展示物は1950〜2000年代の機器が中心で、格子状の棚にメーカー別に並び、映画やドラマで登場した資料と共に紹介される。触ってよし、撮影もOKというスタイルは珍しいが、その写真や動画がネットで拡散され「分散記録」として残ることも狙いのひとつだ。「メディアは記録じゃなくて体験なんです。再生されてこそ意味がある」と川井さんは語る。外国人観光客が来館者の6〜7割を占めるのも特徴だ。マンガやアニメが日本文化の人気コンテンツとして外国人観光客を集めているが、「そのルーツとして日本の失われゆくメディアに関心を向ける外国人来館者が増えている」というのが川井さんの実感だ。
▼関連情報
絶滅メディア博物館(外部リンク)
高円寺三角地帯も絶滅メディア博物館も、川井さんの強い興味と好奇心から生まれた場だ。これらの改善のために川井さんは「最適化」という言葉をよく使うが、そのやり方は独特だ。「店内のお客さんの反応を常に観察して、少しだけ棚の配置を変えたり声の掛け方を変えるんです。それだけで滞在時間が延びたり口コミが広がる。小さな工夫が連鎖して場所のあり方が変わる様子がまるでバタフライエフェクトみたいで楽しいんです」と語る。
封切り酒場には「映画監督作品年表」や「映画鑑賞日記」をきっかけに、初対面の客どうしが語り始める光景がある。映画は世相を映し、個人の記憶も呼び起こす。「高円寺三角地帯や絶滅メディア博物館って、売上より“記憶に残る空間”を維持することが大事なんです」という川井さんが運営する文化拠点は、映画やメディアを通じて、人が過去の自分と出会い直し、新たな記憶を共有する場になっている。気軽にドアを開けてみてほしい。

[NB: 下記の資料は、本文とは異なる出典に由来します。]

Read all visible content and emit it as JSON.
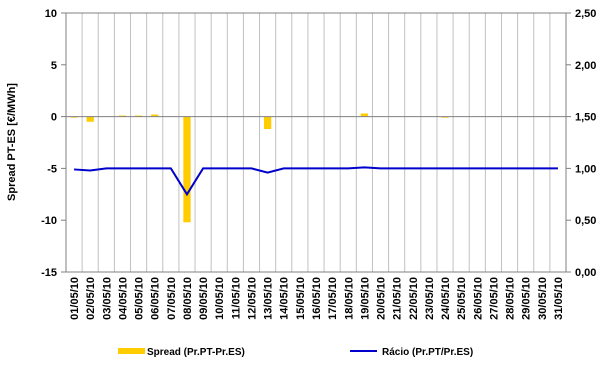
{
  "chart_data": {
    "type": "bar",
    "ylabel": "Spread PT-ES [€/MWh]",
    "left_axis": {
      "ylim": [
        -15,
        10
      ],
      "ticks": [
        10,
        5,
        0,
        -5,
        -10,
        -15
      ],
      "tick_labels": [
        "10",
        "5",
        "0",
        "-5",
        "-10",
        "-15"
      ]
    },
    "right_axis": {
      "ylim": [
        0,
        2.5
      ],
      "ticks": [
        2.5,
        2.0,
        1.5,
        1.0,
        0.5,
        0.0
      ],
      "tick_labels": [
        "2,50",
        "2,00",
        "1,50",
        "1,00",
        "0,50",
        "0,00"
      ]
    },
    "grid": "vertical",
    "legend_position": "bottom",
    "categories": [
      "01/05/10",
      "02/05/10",
      "03/05/10",
      "04/05/10",
      "05/05/10",
      "06/05/10",
      "07/05/10",
      "08/05/10",
      "09/05/10",
      "10/05/10",
      "11/05/10",
      "12/05/10",
      "13/05/10",
      "14/05/10",
      "15/05/10",
      "16/05/10",
      "17/05/10",
      "18/05/10",
      "19/05/10",
      "20/05/10",
      "21/05/10",
      "22/05/10",
      "23/05/10",
      "24/05/10",
      "25/05/10",
      "26/05/10",
      "27/05/10",
      "28/05/10",
      "29/05/10",
      "30/05/10",
      "31/05/10"
    ],
    "series": [
      {
        "name": "Spread (Pr.PT-Pr.ES)",
        "kind": "bar",
        "axis": "left",
        "color": "#FFCC00",
        "values": [
          -0.1,
          -0.5,
          0,
          0.1,
          0.1,
          0.2,
          0,
          -10.2,
          0,
          0,
          0,
          0,
          -1.2,
          0,
          0,
          0,
          0,
          0,
          0.3,
          0,
          0,
          0,
          0,
          -0.1,
          0,
          0,
          0,
          0,
          0,
          0,
          0
        ]
      },
      {
        "name": "Rácio (Pr.PT/Pr.ES)",
        "kind": "line",
        "axis": "right",
        "color": "#0000CC",
        "values": [
          0.99,
          0.98,
          1.0,
          1.0,
          1.0,
          1.0,
          1.0,
          0.75,
          1.0,
          1.0,
          1.0,
          1.0,
          0.96,
          1.0,
          1.0,
          1.0,
          1.0,
          1.0,
          1.01,
          1.0,
          1.0,
          1.0,
          1.0,
          1.0,
          1.0,
          1.0,
          1.0,
          1.0,
          1.0,
          1.0,
          1.0
        ]
      }
    ]
  }
}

封切り酒場も絶滅メディア博物館も、川井さんの人柄がそのまま空間に現れていた。知識を語るのではなく、「体験としてどう再生できるか」を大切にし、来る人の記憶が自然と動き出す環境を整えている。「場の最適化」のやり方から川井さんのクリエイティブのスタイルを感じた。
川井さんを今夢中にさせているお宝が、封切り酒場の片隅に置かれたAgfaの映写機だ。横浜のリサイクルショップで見つけた古びた映写機には、1932年1月1日イギリス・サウサンプトン港からニューヨークへ向かう大西洋航路行の客船ベレンガリア号の荷札が付いていた。持ち主は日本人K.SHIMANAと記されている。「この持ち主と映写機の謎を調べているとワクワクするんです」と語る川井さんの表情は、少年時代に「映画という窓」から世界を見ていた少年時代の姿そのものだった。